Is a certain subset of $M_2(\mathbb{R})$ closed? I am trying to prove that the set M of all matrices in the normed linear space $M_2(\mathbb{R})$ such that both eigen values are real is closed (under metric topology; metric induced by the norm).
Following is my attempt. I recall the property that finite dimensional subspaces of normed spaces are complete. And since complete metric spaces are closed, if I can prove it is a vector subspace of $M_2(\mathbb{R})$, I am done. But I don't know if M is closed under "vector" addition. Is it true that the sum of two "real- eigenvalued" matrices have real eigen values?
 A: $$\begin{pmatrix} 0 & 1 \\ 0 & 0 \end{pmatrix} + \begin{pmatrix} 0 & 0 \\ -1 & 0 \end{pmatrix} = \begin{pmatrix} 0 & 1 \\ -1 & 0 \end{pmatrix}$$
So it's not a subspace.  But to show it's closed, you can produce a continuous function $f : M_2(\mathbb{R}) \to \mathbb{R}$ such that $M = f^{-1}([0,\infty))$.  Hint: look at the characteristic polynomial of a matrix $A$, and think about the discriminant of a quadratic equation.
A: It's not true, as Nate Eldredge counterexemple show.

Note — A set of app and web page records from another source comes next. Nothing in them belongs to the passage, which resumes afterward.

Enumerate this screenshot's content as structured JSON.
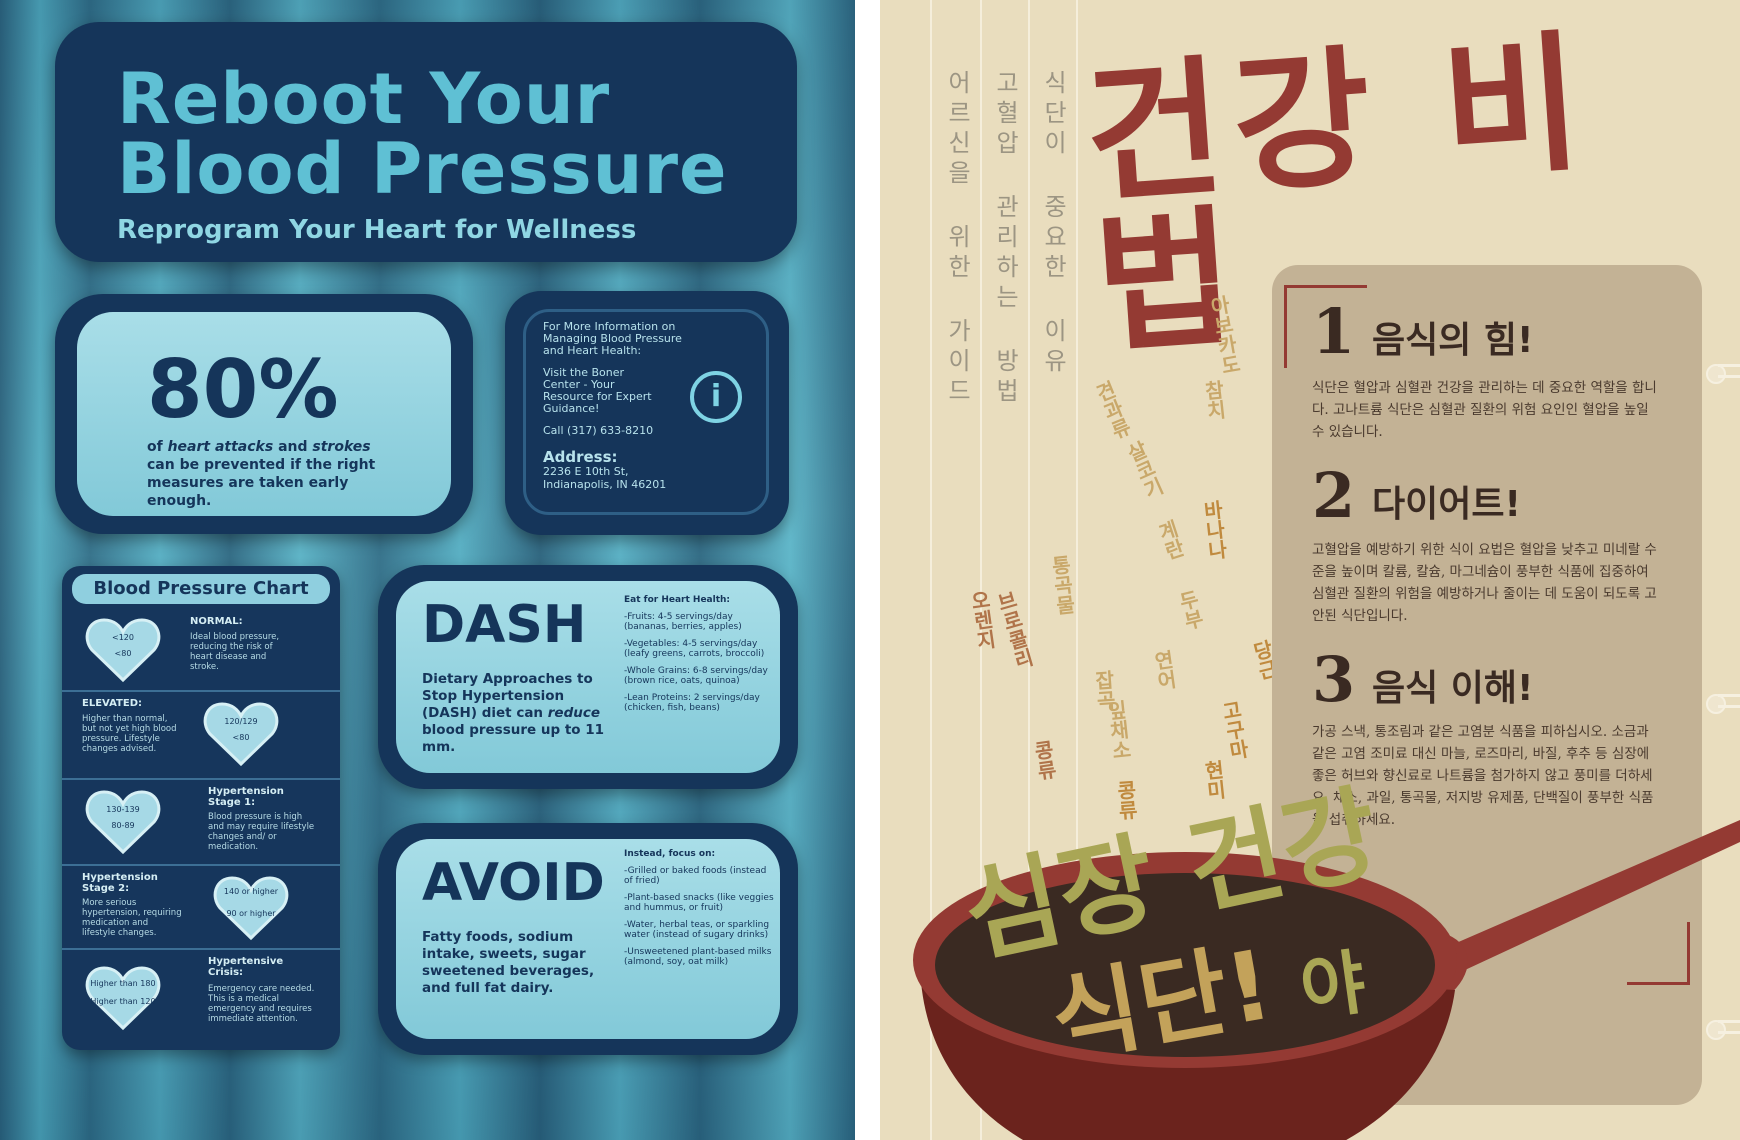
{
  "left_poster": {
    "title_line1": "Reboot Your",
    "title_line2": "Blood Pressure",
    "subtitle": "Reprogram Your Heart for Wellness",
    "stat": {
      "value": "80%",
      "text_prefix": "of ",
      "text_em1": "heart attacks",
      "text_mid": " and ",
      "text_em2": "strokes",
      "text_suffix": " can be prevented if the right measures are taken early enough."
    },
    "info": {
      "intro": "For More Information on Managing Blood Pressure and Heart Health:",
      "visit": "Visit the Boner Center - Your Resource for Expert Guidance!",
      "call": "Call (317) 633-8210",
      "address_label": "Address:",
      "address_line1": "2236 E 10th St,",
      "address_line2": "Indianapolis, IN 46201",
      "icon": "info-icon"
    },
    "chart": {
      "title": "Blood Pressure Chart",
      "rows": [
        {
          "title": "NORMAL:",
          "desc": "Ideal blood pressure, reducing the risk of heart disease and stroke.",
          "heart_top": "<120",
          "heart_bottom": "<80"
        },
        {
          "title": "ELEVATED:",
          "desc": "Higher than normal, but not yet high blood pressure. Lifestyle changes advised.",
          "heart_top": "120/129",
          "heart_bottom": "<80"
        },
        {
          "title": "Hypertension Stage 1:",
          "desc": "Blood pressure is high and may require lifestyle changes and/ or medication.",
          "heart_top": "130-139",
          "heart_bottom": "80-89"
        },
        {
          "title": "Hypertension Stage 2:",
          "desc": "More serious hypertension, requiring medication and lifestyle changes.",
          "heart_top": "140 or higher",
          "heart_bottom": "90 or higher"
        },
        {
          "title": "Hypertensive Crisis:",
          "desc": "Emergency care needed. This is a medical emergency and requires immediate attention.",
          "heart_top": "Higher than 180",
          "heart_bottom": "Higher than 120"
        }
      ]
    },
    "dash": {
      "title": "DASH",
      "desc_a": "Dietary Approaches to Stop Hypertension (DASH) diet can ",
      "desc_em": "reduce",
      "desc_b": " blood pressure up to 11 mm.",
      "list_head": "Eat for Heart Health:",
      "items": [
        "-Fruits: 4-5 servings/day (bananas, berries, apples)",
        "-Vegetables: 4-5 servings/day (leafy greens, carrots, broccoli)",
        "-Whole Grains: 6-8 servings/day (brown rice, oats, quinoa)",
        "-Lean Proteins: 2 servings/day (chicken, fish, beans)"
      ]
    },
    "avoid": {
      "title": "AVOID",
      "desc": "Fatty foods, sodium intake, sweets, sugar sweetened beverages, and full fat dairy.",
      "list_head": "Instead, focus on:",
      "items": [
        "-Grilled or baked foods (instead of fried)",
        "-Plant-based snacks (like veggies and hummus, or fruit)",
        "-Water, herbal teas, or sparkling water (instead of sugary drinks)",
        "-Unsweetened plant-based milks (almond, soy, oat milk)"
      ]
    }
  },
  "right_poster": {
    "vertical_cols": [
      "어르신을 위한 가이드",
      "고혈압 관리하는 방법",
      "식단이 중요한 이유"
    ],
    "title": "건강 비법",
    "scatter_words": [
      {
        "text": "아보카도",
        "color": "#c9a86a"
      },
      {
        "text": "참치",
        "color": "#c9a86a"
      },
      {
        "text": "견과류",
        "color": "#c9a86a"
      },
      {
        "text": "살코기",
        "color": "#c9a86a"
      },
      {
        "text": "계란",
        "color": "#c9a86a"
      },
      {
        "text": "두부",
        "color": "#c9a86a"
      },
      {
        "text": "연어",
        "color": "#c9a86a"
      },
      {
        "text": "바나나",
        "color": "#c08a3e"
      },
      {
        "text": "브로콜리",
        "color": "#b0744a"
      },
      {
        "text": "오렌지",
        "color": "#b0744a"
      },
      {
        "text": "통곡물",
        "color": "#c9a86a"
      },
      {
        "text": "잡곡",
        "color": "#c9a86a"
      },
      {
        "text": "잎채소",
        "color": "#c9a86a"
      },
      {
        "text": "콩류",
        "color": "#b0744a"
      },
      {
        "text": "콩류",
        "color": "#c08a3e"
      },
      {
        "text": "고구마",
        "color": "#c08a3e"
      },
      {
        "text": "당근",
        "color": "#c08a3e"
      },
      {
        "text": "현미",
        "color": "#c08a3e"
      }
    ],
    "sections": [
      {
        "num": "1",
        "title": "음식의 힘!",
        "body": "식단은 혈압과 심혈관 건강을 관리하는 데 중요한 역할을 합니다. 고나트륨 식단은 심혈관 질환의 위험 요인인 혈압을 높일 수 있습니다."
      },
      {
        "num": "2",
        "title": "다이어트!",
        "body": "고혈압을 예방하기 위한 식이 요법은 혈압을 낮추고 미네랄 수준을 높이며 칼륨, 칼슘, 마그네슘이 풍부한 식품에 집중하여 심혈관 질환의 위험을 예방하거나 줄이는 데 도움이 되도록 고안된 식단입니다."
      },
      {
        "num": "3",
        "title": "음식 이해!",
        "body": "가공 스낵, 통조림과 같은 고염분 식품을 피하십시오. 소금과 같은 고염 조미료 대신 마늘, 로즈마리, 바질, 후추 등 심장에 좋은 허브와 향신료로 나트륨을 첨가하지 않고 풍미를 더하세요. 채소, 과일, 통곡물, 저지방 유제품, 단백질이 풍부한 식품을 섭취하세요."
      }
    ],
    "bowl_line1": "심장 건강",
    "bowl_line2": "식단!",
    "bowl_line2_extra": "야"
  }
}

For your original question, you can look at it this way :
the eigenvalue of $M = \begin{pmatrix} a & b \\ c & d \end{pmatrix}$ are the roots of the polynomial 
$$P(x) = \begin{vmatrix} a-x & b \\ c & d-x \end{vmatrix}$$
This is a 2nd degree polynomial, so it has real roots if the discriminant is positive.
Hence, if $\Delta(a,b,c,d)$ is the discriminant of $P$, the set of matrix with real eigenvalues is 
$$ \left\{ \begin{pmatrix} a & b \\ c & d \end{pmatrix} \mid (a,b,c,d)\in \Bbb R,  \Delta(a,b,c,d) \geq 0 \right\} $$
So if you can prove that $\Delta(a,b,c,d)$ is continuous, you've won (do you see why?)